Ya you said the “natural processes of evolution”, i just wanted to know what you meant.
I know natural selection improves the probability of adaption. But you used a plural indicating there are more…


(George) #201

@Ashwin_s

Natural Selection has lots of moving parts:

  1. improved survival of offspring (but not necessarily improved survival of parents);

  2. vice versa, where the adults live longer;

  3. improved geographic range;

  4. competition WITHIN a species, vs. Competition with OTHER species for the same resources;
    …and no doubt other elements that escape my memory currently.


(Blogging Graduate Student) #202

Well, I was actually referring to selection over a period of time, because the way @colewd phrased it at first made it sound like it an all or nothing thing, as though a neutral sequence had to randomly hit on a highly functional sequence out of the blue, and only then it will be selected for. The point I was getting at is that this isn’t how adaptation usually works, it’s a more gradual stepwise march towards greater and greater functionality.

But since you mention it, there are of course other factors that bias sequence evolution in such a way that it departs from pure chance - recombination, gene conversion, etc.


(Ashwin S) #203

Let him answer George… I am just asking for better understanding…


(George) #204

And so he DID answer… and it was a good one, too. I’m not going to avoid a topic that you grasp poorly.


(Ashwin S) #205

Ok thanks for the clarification.


(Bill Cole) #206

10^50 trials is a generous number for evolution given 60000 generations of the Lenski experiment produced 35 fixed mutations.

170 is fine for argument purposes. So how did evolution generate the functional information to build these?

Its beyond compelling that evolution cannot produce the functional information to build complex features like a spliceosome.

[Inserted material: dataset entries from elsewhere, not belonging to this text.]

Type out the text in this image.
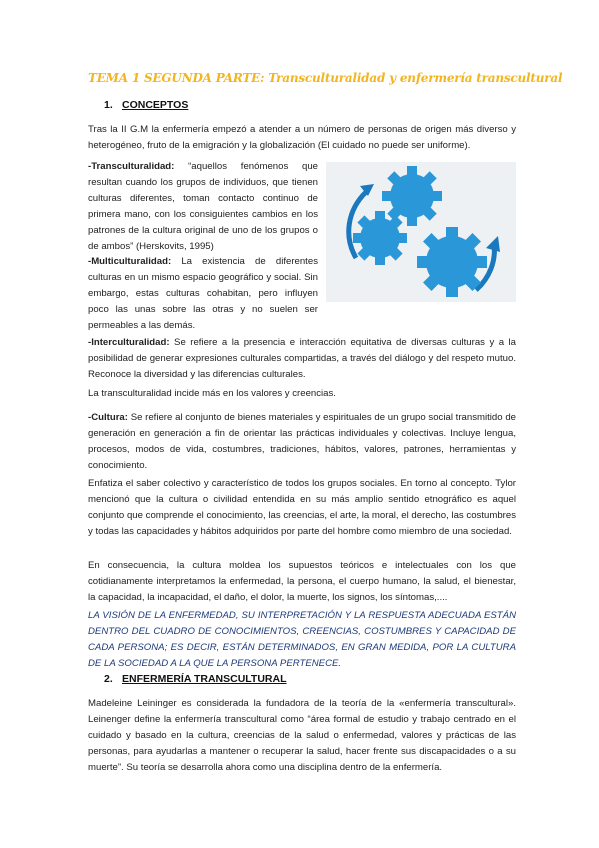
TEMA 1 SEGUNDA PARTE: Transculturalidad y enfermería transcultural
1. CONCEPTOS
Tras la II G.M la enfermería empezó a atender a un número de personas de origen más diverso y heterogéneo, fruto de la emigración y la globalización (El cuidado no puede ser uniforme).
-Transculturalidad: “aquellos fenómenos que resultan cuando los grupos de individuos, que tienen culturas diferentes, toman contacto continuo de primera mano, con los consiguientes cambios en los patrones de la cultura original de uno de los grupos o de ambos” (Herskovits, 1995)
-Multiculturalidad: La existencia de diferentes culturas en un mismo espacio geográfico y social. Sin embargo, estas culturas cohabitan, pero influyen poco las unas sobre las otras y no suelen ser permeables a las demás.
-Interculturalidad: Se refiere a la presencia e interacción equitativa de diversas culturas y a la posibilidad de generar expresiones culturales compartidas, a través del diálogo y del respeto mutuo. Reconoce la diversidad y las diferencias culturales.
La transculturalidad incide más en los valores y creencias.
-Cultura: Se refiere al conjunto de bienes materiales y espirituales de un grupo social transmitido de generación en generación a fin de orientar las prácticas individuales y colectivas. Incluye lengua, procesos, modos de vida, costumbres, tradiciones, hábitos, valores, patrones, herramientas y conocimiento.
Enfatiza el saber colectivo y característico de todos los grupos sociales. En torno al concepto. Tylor mencionó que la cultura o civilidad entendida en su más amplio sentido etnográfico es aquel conjunto que comprende el conocimiento, las creencias, el arte, la moral, el derecho, las costumbres y todas las capacidades y hábitos adquiridos por parte del hombre como miembro de una sociedad.
En consecuencia, la cultura moldea los supuestos teóricos e intelectuales con los que cotidianamente interpretamos la enfermedad, la persona, el cuerpo humano, la salud, el bienestar, la capacidad, la incapacidad, el daño, el dolor, la muerte, los signos, los síntomas,....
LA VISIÓN DE LA ENFERMEDAD, SU INTERPRETACIÓN Y LA RESPUESTA ADECUADA ESTÁN DENTRO DEL CUADRO DE CONOCIMIENTOS, CREENCIAS, COSTUMBRES Y CAPACIDAD DE CADA PERSONA; ES DECIR, ESTÁN DETERMINADOS, EN GRAN MEDIDA, POR LA CULTURA DE LA SOCIEDAD A LA QUE LA PERSONA PERTENECE.
2. ENFERMERÍA TRANSCULTURAL
Madeleine Leininger es considerada la fundadora de la teoría de la «enfermería transcultural». Leinenger define la enfermería transcultural como “área formal de estudio y trabajo centrado en el cuidado y basado en la cultura, creencias de la salud o enfermedad, valores y prácticas de las personas, para ayudarlas a mantener o recuperar la salud, hacer frente sus discapacidades o a su muerte”. Su teoría se desarrolla ahora como una disciplina dentro de la enfermería.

(Blogging Graduate Student) #207

Not sure where you’re getting that number from either, about 70 mutations have been fixed in each of the (nonmutator) populations over the past 60,000 generations in the LTEE. You didn’t answer my question though, what do you mean by “10^50 trials”? How does that connect to fixed mutations?

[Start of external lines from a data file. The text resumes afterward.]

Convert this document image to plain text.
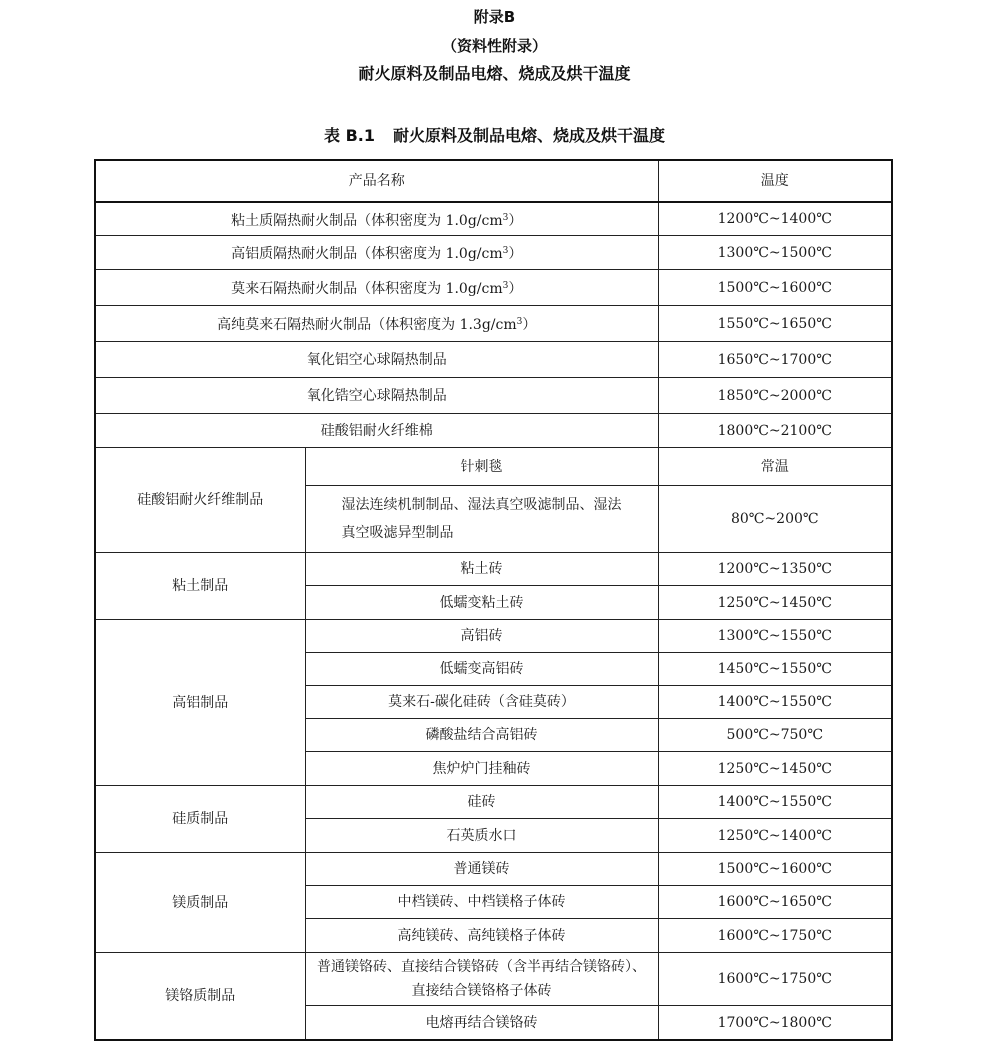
附录B
（资料性附录）
耐火原料及制品电熔、烧成及烘干温度
表 B.1 耐火原料及制品电熔、烧成及烘干温度
产品名称		温度
粘土质隔热耐火制品（体积密度为 $1.0g/cm^3$）		1200℃~1400℃
高铝质隔热耐火制品（体积密度为 $1.0g/cm^3$）		1300℃~1500℃
莫来石隔热耐火制品（体积密度为 $1.0g/cm^3$）		1500℃~1600℃
高纯莫来石隔热耐火制品（体积密度为 $1.3g/cm^3$）		1550℃~1650℃
氧化铝空心球隔热制品		1650℃~1700℃
氧化锆空心球隔热制品		1850℃~2000℃
硅酸铝耐火纤维棉		1800℃~2100℃
硅酸铝耐火纤维制品	针刺毯	常温
	湿法连续机制制品、湿法真空吸滤制品、湿法
真空吸滤异型制品	80℃~200℃
粘土制品	粘土砖	1200℃~1350℃
	低蠕变粘土砖	1250℃~1450℃
高铝制品	高铝砖	1300℃~1550℃
	低蠕变高铝砖	1450℃~1550℃
	莫来石-碳化硅砖（含硅莫砖）	1400℃~1550℃
	磷酸盐结合高铝砖	500℃~750℃
	焦炉炉门挂釉砖	1250℃~1450℃
硅质制品	硅砖	1400℃~1550℃
	石英质水口	1250℃~1400℃
镁质制品	普通镁砖	1500℃~1600℃
	中档镁砖、中档镁格子体砖	1600℃~1650℃
	高纯镁砖、高纯镁格子体砖	1600℃~1750℃
镁铬质制品	普通镁铬砖、直接结合镁铬砖（含半再结合镁铬砖）、
直接结合镁铬格子体砖	1600℃~1750℃
	电熔再结合镁铬砖	1700℃~1800℃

Why are you running away with this? You’ve gone from talking about the number of binding sites to the production of all the functional information in the splicosome. You must realise how vague the second question is.

I know it is to you, but you’re not providing any arguments to convince anyone else yet.


(Bill Cole) #208

Fixed mutations x time= total number of evolutionary trials.

To create a binding site you need functional information. To build a spliceosome you also need the proteins to perform a very specific function of splicing out introns in the right order to make a specific MRNA.

This is my opinion and I understand yours is different but I don’t know why you believe this other then assumption. How many organized nucleotides do you think a spliceosome requires to build it? How do you claim evolution organized the nucleotides in order do this? Lets see if you can get beyond assertion. A conscious mind can build lots of functional information.


(Blogging Graduate Student) #209

That’s a really strange definition. Can you expand on what an “evolutionary trial” is to you?

Yes, obviously. But you went from making a claim about binding sites to the entire functional information in the splicosome. Maybe you can start by quantifying how much functional information is in the splicosome? Maybe we can work from there.

The kind of conscious mind you’re invoking can do just about anything, but we don’t invoke teleology the minute things get a little complicated. You’ve made the claim that evolution can produce very little funcitonal information, can you explain why?